Wednesday, March 22, 2006


The Road to Pretentiousness

I just bought a couple piano concertos by Lowell Liebermann. I heard the disc before and decided it was fantastic without recognizing that the music is atonal. Now I’m faced with a curious phenomenon: If I pay rapt attention to the music, it’s beautiful, but if I try to multitask (say, blogging as it plays in the background) it becomes unpleasant – disconcerting and tiresome.

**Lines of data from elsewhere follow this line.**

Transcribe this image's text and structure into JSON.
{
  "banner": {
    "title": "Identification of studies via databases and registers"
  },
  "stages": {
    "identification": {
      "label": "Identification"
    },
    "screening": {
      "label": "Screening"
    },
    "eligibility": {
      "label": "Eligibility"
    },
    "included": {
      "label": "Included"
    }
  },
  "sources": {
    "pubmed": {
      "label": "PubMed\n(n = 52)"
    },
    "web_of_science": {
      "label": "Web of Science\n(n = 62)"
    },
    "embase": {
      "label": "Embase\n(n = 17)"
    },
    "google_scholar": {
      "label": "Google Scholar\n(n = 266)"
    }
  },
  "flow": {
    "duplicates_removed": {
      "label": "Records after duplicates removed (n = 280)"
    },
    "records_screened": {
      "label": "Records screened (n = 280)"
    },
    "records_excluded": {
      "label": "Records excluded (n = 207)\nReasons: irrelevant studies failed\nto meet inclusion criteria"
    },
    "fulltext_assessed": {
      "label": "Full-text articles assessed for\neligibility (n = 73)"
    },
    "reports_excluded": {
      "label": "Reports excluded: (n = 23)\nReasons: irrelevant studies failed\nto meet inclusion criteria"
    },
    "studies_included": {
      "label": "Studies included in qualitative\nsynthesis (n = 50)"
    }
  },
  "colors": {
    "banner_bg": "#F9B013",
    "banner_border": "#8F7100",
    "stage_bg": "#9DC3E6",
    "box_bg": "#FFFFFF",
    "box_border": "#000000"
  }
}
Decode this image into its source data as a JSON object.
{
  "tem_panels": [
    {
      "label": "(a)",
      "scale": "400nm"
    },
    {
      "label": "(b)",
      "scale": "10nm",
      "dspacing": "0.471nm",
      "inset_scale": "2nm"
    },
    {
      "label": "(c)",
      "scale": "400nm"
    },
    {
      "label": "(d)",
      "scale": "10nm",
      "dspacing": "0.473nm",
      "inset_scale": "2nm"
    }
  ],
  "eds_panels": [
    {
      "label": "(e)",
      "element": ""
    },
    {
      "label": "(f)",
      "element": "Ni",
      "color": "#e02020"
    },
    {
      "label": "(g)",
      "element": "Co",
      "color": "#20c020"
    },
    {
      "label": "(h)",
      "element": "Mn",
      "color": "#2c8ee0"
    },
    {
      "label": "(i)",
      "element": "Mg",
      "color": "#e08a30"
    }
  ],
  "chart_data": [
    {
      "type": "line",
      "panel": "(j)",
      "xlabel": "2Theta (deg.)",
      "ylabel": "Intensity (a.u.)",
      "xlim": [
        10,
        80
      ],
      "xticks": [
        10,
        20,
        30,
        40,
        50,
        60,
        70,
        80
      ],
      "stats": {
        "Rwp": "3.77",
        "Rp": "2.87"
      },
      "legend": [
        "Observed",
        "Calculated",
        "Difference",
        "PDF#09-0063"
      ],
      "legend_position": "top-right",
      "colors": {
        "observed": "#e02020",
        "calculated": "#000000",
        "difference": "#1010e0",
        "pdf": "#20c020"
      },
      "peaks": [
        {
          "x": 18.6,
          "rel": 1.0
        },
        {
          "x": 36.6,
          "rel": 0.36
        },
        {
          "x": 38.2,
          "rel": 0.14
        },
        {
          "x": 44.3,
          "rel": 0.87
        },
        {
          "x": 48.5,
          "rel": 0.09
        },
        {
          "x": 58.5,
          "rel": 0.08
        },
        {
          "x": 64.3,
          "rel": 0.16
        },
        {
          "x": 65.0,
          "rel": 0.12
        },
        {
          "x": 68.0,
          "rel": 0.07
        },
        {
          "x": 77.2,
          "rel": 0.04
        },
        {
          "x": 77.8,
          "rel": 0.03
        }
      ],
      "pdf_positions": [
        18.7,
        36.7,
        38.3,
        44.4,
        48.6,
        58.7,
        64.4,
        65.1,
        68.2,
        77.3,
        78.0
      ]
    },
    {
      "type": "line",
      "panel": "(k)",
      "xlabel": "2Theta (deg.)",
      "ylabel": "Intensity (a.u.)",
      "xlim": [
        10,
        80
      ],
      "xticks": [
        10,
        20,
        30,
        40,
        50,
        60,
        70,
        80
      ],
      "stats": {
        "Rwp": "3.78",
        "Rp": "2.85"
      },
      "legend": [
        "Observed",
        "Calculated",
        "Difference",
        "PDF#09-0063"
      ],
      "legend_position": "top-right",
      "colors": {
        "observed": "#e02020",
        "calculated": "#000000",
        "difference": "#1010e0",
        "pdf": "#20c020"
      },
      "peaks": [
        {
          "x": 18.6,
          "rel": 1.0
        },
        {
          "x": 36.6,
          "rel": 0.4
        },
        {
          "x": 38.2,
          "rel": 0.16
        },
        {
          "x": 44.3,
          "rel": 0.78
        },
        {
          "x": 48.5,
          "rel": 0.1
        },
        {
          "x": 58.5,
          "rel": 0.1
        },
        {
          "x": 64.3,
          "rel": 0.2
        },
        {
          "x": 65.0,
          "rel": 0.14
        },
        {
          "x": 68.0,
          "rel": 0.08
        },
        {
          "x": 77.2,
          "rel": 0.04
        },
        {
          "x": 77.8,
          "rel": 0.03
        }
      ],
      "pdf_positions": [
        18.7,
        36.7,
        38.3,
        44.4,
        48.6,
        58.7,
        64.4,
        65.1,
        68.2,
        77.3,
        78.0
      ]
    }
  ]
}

Worse, now that recognize that phenomenon, I think it applies to most of the (largely complicated and unpredictable) music I love: none of it seems to do any good in the background. (Fortunately, there exist exceptions to this trend, such as classical music like Bach’s, and jazz like Pat Martino’s. Their music is still complicated and still beautiful, but it’s also in uniform and constrained enough to work well in the background.)

Often, when someone reacts with displeasure to music I worship (e.g. Stravinsky, Cecil Taylor, Yes, Aphex Twin, Meshuggah) I am tempted to retort, “You’re not even trying! Give it a chance! You can’t expect the recording to do all the work for you!” So far I’ve managed to stifle it.

I’m sure there are other fun parts of the human experience that I’m missing out on because their value is similarly obscure. I don’t know whether to care.